The mainstream political conversation now acknowledges that policies that aren’t explicitly racist can result in discrimination. This is known as a discriminatory impact — the adverse effect on a group of people from a neutral law. Consider the mandatory minimum sentencing disparities between cocaine and crack, which have been used as a clear example of racial bias in the criminal justice system. Another striking example of a discriminatory impact is the racial disparities in maternal mortality numbers in the United States. Black women across incomes are dying at three to four times the rate of non-Hispanic white women without an explicitly discriminatory related law. These examples and so many more prove the existence of systemic racism and the discriminatory impact of laws.
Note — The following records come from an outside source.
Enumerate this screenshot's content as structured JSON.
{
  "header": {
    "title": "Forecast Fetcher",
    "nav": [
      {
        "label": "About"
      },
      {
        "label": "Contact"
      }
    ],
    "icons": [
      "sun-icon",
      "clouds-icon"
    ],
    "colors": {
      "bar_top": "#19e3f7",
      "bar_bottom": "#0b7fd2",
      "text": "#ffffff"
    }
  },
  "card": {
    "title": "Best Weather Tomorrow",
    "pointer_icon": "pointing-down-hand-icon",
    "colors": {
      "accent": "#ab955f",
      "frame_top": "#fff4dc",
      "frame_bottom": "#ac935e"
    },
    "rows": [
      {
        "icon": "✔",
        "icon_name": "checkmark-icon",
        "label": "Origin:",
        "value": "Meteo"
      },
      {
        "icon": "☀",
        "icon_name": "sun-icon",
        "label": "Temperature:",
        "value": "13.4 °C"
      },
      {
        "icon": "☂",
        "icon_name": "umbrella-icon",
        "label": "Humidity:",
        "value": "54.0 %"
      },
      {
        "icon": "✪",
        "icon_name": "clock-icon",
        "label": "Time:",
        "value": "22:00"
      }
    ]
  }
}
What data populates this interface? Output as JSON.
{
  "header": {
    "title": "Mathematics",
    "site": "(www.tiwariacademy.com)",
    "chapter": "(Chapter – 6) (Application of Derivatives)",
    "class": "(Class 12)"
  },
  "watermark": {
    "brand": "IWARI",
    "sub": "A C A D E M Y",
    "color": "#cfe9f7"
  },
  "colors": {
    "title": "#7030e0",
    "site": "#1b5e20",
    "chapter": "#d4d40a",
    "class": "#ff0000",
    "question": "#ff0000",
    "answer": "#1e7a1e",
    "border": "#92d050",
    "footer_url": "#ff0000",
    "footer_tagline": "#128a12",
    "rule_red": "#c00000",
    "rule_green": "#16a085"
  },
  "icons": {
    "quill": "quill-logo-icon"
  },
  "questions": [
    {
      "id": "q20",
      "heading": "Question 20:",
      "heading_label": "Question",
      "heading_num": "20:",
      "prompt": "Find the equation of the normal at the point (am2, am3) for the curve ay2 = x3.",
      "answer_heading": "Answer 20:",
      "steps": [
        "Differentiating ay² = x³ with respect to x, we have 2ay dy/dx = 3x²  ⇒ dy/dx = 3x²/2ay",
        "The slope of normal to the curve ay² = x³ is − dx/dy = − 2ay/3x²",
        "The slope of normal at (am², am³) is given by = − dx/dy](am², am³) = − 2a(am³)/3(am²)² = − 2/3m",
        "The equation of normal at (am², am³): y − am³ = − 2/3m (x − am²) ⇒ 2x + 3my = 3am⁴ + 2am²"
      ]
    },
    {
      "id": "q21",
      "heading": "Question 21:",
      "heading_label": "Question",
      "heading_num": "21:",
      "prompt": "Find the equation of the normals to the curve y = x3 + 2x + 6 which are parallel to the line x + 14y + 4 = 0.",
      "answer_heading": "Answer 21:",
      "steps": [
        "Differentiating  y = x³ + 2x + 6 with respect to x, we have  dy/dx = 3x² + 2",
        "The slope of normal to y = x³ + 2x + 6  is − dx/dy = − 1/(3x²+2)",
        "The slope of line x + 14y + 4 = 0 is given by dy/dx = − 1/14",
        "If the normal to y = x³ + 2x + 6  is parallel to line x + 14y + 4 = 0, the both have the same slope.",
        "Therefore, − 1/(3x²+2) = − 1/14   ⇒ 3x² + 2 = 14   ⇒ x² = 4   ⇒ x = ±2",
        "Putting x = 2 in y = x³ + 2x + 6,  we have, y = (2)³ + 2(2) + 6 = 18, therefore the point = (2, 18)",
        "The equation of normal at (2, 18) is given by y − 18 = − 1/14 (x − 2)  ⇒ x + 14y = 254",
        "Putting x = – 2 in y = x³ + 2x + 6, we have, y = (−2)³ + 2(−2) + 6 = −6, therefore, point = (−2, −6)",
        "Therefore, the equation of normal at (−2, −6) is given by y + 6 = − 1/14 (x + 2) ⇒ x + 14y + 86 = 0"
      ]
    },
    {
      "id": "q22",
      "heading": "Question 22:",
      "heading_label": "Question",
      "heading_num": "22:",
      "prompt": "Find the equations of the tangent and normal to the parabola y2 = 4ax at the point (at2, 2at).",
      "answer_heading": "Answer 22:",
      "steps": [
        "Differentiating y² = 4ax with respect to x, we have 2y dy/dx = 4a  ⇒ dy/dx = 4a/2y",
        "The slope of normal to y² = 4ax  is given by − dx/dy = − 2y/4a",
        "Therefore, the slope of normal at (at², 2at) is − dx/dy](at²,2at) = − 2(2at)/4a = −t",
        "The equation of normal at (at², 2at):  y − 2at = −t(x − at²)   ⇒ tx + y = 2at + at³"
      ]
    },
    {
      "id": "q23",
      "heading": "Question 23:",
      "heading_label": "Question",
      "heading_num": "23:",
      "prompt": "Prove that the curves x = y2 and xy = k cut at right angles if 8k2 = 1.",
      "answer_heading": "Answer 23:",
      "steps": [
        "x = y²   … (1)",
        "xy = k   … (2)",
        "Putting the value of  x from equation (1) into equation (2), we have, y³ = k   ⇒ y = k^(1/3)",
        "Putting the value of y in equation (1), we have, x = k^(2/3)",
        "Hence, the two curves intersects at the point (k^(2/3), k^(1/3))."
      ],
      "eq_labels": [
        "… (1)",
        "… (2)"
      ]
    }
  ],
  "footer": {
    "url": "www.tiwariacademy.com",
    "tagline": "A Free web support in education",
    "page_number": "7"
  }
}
So what does all this mean for American Jews?

For starters — and perhaps most importantly — the American Jewish community includes many Black Jewish people and Jewish people of color. Far too often in racial conversations, we assume “Jewish” means white skinned.

But even beyond the insight offered to the Jews of color in our community, the reality is that Critical Race Theory and anti-racism policies are good for the Jewish community writ large.

To a people like the Jews, for whom racial designations are always an awkward fit, Critical Race Theory offers the insight that race is not a Black/white binary but instead a socially constructed tool for inclusion and exclusion.

Peggy Pascoe’s work on interracial marriage, “What Comes Naturally,” explores the creation of a racial hierarchy that bolstered white supremacy. Ian Haney Lopez’s important work on whiteness and naturalization law, “White by Law,” showed the arbitrary application of “whiteness” to various and varying nationalities.

Moreover, Whiteness Studies as a discipline explicitly includes Jews in the analysis of the ways that race is constructed in the United States. Books like “Whiteness of a Different Color” by Matthew Frye Jacobson and “The Price of Whiteness” by Eric Goldstein both acknowledge the exclusion of Jewish immigrants from the dominant white culture for most of American History.

Recall that in Charlottesville, Virginia the white supremacist marchers carried both swastikas and Confederate Flags. Fighting white supremacy is urgent for the Jewish community and Critical Race Theory is an important tool in that fight.

In my personal academic work, I use Critical Race Theory to discuss legal discrimination against Jews in the United States. Jews were subject to implicit legal discrimination that denied them a fair trial in criminal court and perpetuated narratives of “innate criminality” about the Jewish community.

While not explicitly part of Critical Race Theory, in her article, “Enforcement of the Sunday Closing Laws on the Lower East Side, 1882-1903,” Batya Miller uses a similar methodological approach to discuss how Sunday Laws — laws that prosecuted people (especially Jews) for working on Sundays — caused discrimination against Jews in New York City. And Jewish legal scholar, Britt Tevis, builds on scholarship on discrimination against Black Americans in places of public accommodation to show how Jews were also subject to similar forms of exclusion.

Despite the usefulness of CRT to Jews, there are people, both Jewish and not, misrepresenting Critical Race Theory and anti-racism policies as somehow anti-Jewish. Nothing could be further from the truth. Rather than a tool to oppress Jews, CRT is a critical tool in fighting white supremacy — the gravest threat we face.

Relearning anti-racism with new language and methods is always scary for people who believe they are on the right side of history. But fear of making a mistake or being called racist is not enough of a reason for Jews to distance themselves from work that will help the Jewish community and all marginalized groups.